Zhang Yang, Kihara Daisuke, Skolnick Jeffrey
Laboratory of Computational Genomics, Donald Danforth Plant Science Center, St. Louis, Missouri 63132, USA.
Proteins. 2002 Aug 1;48(2):192-201. doi: 10.1002/prot.10141.
Among the major difficulties in protein structure prediction is the roughness of the energy landscape that must be searched for the global energy minimum. To address this issue, we have developed a novel Monte Carlo algorithm called parallel hyperbolic sampling (PHS) that logarithmically flattens local high-energy barriers and, therefore, allows the simulation to tunnel more efficiently through energetically inaccessible regions to low-energy valleys. Here, we show the utility of this approach by applying it to the SICHO (SIde-CHain-Only) protein model. For the same CPU time, the parallel hyperbolic sampling method can identify much lower energy states and explore a larger region phase space than the commonly used replica sampling (RS) Monte Carlo method. By clustering the simulated structures obtained in the PHS implementation of the SICHO model, we can successfully predict, among a representative benchmark 65 proteins set, 50 cases in which one of the top 5 clusters have a root-mean-square deviation (RMSD) from the native structure below 6.5 A. Compared with our previous calculations that used RS as the conformational search procedure, the number of successful predictions increased by four and the CPU cost is reduced. By comparing the structure clusters produced by both PHS and RS, we find a strong correlation between the quality of predicted structures and the minimum relative RMSD (mrRMSD) of structures clusters identified by using different search engines. This mrRMSD correlation may be useful in blind prediction as an indicator of the likelihood of successful folds.

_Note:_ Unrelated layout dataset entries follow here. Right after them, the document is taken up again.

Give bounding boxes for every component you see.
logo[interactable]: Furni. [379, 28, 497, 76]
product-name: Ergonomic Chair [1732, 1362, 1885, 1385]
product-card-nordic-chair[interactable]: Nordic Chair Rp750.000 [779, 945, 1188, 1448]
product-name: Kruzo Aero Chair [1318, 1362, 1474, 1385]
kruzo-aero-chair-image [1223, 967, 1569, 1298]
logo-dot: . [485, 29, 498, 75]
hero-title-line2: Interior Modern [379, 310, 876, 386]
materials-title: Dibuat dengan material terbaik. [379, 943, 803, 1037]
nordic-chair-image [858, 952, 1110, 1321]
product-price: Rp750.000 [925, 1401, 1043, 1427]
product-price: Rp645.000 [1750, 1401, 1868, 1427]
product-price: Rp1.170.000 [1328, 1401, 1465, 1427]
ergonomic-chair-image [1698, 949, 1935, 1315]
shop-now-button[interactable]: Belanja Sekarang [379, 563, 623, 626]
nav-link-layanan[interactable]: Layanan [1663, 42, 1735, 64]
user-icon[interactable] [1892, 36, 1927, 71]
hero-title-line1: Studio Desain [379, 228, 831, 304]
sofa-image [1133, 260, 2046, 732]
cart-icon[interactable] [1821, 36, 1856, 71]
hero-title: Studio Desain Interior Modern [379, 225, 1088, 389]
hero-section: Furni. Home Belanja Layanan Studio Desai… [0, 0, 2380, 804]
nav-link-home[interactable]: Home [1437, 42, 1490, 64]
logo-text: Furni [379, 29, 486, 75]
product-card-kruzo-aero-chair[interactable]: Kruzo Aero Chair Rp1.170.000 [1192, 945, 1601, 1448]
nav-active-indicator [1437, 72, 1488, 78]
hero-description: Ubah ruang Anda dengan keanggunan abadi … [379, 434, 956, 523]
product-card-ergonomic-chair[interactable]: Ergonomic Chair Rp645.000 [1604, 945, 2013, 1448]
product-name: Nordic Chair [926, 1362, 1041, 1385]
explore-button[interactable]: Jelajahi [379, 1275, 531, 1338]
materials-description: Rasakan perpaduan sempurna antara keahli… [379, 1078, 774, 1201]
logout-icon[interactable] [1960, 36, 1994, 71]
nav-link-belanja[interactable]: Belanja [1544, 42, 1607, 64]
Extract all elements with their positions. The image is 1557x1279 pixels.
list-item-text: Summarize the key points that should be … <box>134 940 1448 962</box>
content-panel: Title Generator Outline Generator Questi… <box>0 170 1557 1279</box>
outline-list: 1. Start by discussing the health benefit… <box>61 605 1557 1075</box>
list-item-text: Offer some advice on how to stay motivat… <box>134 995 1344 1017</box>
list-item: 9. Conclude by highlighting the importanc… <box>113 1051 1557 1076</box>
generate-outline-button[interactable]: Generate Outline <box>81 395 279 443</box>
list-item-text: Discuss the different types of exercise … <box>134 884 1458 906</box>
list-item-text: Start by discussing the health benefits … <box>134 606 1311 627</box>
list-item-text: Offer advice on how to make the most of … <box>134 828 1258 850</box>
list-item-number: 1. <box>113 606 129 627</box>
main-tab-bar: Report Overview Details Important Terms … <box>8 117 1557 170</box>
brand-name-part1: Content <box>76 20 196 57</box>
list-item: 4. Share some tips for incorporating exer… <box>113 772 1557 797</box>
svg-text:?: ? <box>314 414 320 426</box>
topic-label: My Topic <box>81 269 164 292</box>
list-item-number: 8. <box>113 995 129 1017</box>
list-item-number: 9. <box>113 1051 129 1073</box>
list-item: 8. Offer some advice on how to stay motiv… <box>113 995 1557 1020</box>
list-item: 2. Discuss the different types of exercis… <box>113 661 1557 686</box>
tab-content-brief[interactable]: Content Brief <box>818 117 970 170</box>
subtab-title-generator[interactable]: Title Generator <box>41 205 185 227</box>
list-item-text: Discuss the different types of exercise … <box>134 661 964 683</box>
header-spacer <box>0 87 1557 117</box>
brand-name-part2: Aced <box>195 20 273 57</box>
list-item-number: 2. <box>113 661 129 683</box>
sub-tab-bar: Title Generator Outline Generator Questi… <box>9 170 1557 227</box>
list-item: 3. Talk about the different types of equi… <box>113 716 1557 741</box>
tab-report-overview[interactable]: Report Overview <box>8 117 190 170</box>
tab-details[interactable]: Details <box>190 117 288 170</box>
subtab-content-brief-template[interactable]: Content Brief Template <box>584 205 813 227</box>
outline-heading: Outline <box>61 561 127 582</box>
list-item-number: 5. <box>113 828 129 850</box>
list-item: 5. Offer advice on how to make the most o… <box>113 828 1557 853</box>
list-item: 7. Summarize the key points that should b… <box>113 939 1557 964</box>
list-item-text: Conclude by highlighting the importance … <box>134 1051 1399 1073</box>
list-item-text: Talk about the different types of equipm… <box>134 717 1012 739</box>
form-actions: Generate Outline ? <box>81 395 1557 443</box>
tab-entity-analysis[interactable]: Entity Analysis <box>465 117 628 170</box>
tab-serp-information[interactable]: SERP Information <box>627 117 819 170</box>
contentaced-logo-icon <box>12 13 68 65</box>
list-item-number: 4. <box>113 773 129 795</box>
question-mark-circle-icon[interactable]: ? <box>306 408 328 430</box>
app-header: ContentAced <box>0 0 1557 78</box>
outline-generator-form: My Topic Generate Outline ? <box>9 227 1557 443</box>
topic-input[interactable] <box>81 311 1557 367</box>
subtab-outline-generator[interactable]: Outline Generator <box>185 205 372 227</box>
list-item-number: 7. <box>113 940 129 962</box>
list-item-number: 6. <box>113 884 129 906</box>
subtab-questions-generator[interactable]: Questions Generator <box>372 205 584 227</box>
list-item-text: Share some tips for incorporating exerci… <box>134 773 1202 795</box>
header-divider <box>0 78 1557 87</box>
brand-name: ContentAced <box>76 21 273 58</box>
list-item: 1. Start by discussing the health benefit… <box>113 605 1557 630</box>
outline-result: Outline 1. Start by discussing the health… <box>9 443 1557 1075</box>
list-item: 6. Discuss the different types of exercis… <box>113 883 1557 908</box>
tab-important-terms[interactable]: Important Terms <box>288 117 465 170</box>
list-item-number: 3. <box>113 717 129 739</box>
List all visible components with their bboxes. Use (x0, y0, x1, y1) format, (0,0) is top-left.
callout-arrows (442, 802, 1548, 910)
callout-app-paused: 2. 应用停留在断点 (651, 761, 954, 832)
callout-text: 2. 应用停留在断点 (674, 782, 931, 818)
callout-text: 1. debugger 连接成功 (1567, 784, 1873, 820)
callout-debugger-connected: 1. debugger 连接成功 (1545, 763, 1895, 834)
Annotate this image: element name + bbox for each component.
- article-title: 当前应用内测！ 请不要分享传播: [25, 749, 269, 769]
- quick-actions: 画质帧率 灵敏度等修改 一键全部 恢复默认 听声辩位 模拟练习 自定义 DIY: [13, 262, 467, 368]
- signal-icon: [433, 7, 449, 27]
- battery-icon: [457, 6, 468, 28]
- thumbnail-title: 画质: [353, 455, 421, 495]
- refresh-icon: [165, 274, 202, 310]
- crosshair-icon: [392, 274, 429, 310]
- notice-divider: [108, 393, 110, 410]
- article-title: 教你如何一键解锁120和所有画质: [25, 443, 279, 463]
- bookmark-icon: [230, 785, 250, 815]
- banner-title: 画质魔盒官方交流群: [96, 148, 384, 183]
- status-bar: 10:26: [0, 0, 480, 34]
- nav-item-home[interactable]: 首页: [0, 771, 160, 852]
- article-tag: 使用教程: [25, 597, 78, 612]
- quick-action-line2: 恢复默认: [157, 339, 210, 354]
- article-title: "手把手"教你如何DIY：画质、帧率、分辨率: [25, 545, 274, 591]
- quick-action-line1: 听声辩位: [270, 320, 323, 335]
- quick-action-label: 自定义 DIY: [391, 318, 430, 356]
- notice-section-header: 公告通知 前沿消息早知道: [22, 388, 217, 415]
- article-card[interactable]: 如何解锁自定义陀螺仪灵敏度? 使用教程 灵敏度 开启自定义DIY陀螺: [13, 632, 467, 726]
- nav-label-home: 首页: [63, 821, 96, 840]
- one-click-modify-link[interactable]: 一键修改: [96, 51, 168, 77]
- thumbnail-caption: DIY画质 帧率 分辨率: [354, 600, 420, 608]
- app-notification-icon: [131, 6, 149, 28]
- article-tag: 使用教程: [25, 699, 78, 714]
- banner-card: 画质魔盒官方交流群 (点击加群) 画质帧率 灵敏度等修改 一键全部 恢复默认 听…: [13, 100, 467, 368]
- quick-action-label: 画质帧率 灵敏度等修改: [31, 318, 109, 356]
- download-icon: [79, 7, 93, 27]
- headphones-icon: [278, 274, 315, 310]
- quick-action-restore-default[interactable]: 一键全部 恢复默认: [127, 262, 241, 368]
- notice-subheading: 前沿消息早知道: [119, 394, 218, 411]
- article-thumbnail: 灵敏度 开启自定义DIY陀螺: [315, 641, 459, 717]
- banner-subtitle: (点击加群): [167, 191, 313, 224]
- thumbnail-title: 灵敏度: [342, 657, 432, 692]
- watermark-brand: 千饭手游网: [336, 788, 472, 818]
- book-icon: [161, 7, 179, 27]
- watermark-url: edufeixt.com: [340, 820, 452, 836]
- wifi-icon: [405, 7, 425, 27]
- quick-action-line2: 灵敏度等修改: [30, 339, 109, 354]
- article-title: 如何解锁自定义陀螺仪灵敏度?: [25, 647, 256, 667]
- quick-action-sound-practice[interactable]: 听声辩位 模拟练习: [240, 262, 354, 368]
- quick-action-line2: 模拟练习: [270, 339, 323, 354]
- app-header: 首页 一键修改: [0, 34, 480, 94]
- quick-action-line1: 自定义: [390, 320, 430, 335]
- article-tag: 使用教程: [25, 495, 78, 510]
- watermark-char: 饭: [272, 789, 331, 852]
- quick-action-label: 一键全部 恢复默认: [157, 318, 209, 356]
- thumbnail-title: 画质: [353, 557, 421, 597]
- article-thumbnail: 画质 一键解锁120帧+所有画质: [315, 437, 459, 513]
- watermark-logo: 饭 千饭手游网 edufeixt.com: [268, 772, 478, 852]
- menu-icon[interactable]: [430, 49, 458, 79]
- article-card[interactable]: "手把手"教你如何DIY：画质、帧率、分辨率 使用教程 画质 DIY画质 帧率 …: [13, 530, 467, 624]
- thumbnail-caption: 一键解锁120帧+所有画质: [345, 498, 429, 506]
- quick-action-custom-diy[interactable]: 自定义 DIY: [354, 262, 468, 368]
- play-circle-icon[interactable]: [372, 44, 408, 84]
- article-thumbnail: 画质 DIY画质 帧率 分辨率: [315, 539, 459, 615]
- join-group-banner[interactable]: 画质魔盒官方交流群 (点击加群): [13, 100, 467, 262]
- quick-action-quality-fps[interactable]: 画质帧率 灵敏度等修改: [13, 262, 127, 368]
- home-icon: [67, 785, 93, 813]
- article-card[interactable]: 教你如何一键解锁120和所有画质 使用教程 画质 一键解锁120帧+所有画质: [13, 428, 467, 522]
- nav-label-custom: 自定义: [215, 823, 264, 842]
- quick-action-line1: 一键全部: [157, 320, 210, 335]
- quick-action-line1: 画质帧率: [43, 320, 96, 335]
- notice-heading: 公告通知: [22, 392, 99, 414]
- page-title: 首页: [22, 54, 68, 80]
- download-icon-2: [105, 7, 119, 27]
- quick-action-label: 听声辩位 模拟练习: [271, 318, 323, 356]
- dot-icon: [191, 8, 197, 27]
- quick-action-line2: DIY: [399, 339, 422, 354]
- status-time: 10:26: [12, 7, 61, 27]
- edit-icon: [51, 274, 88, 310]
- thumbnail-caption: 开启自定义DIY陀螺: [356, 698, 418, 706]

蛋白质结构预测中的主要困难之一是能量景观的粗糙度,必须在其中搜索全局能量最小值。为了解决这个问题,我们开发了一种名为并行双曲采样(PHS)的新型蒙特卡罗算法,该算法对数化地平滑了局部高能障碍,因此允许模拟更有效地穿越能量上无法到达的区域,进入低能量谷。在这里,我们通过将其应用于SICHO(仅侧链)蛋白质模型来展示这种方法的实用性。在相同的CPU时间内,并行双曲采样方法能够识别出能量低得多的状态,并探索比常用的复制采样(RS)蒙特卡罗方法更大的区域相空间。通过对在SICHO模型的PHS实现中获得的模拟结构进行聚类,我们能够在一个具有代表性的65种蛋白质基准集中成功预测出50个案例,其中前5个聚类之一与天然结构的均方根偏差(RMSD)低于6.5埃。与我们之前使用RS作为构象搜索程序的计算相比,成功预测的数量增加了4个,并且CPU成本降低了。通过比较PHS和RS产生的结构聚类,我们发现预测结构的质量与使用不同搜索引擎识别的结构聚类的最小相对均方根偏差(mrRMSD)之间存在很强的相关性。这种mrRMSD相关性在盲预测中可能作为成功折叠可能性的指标而有用。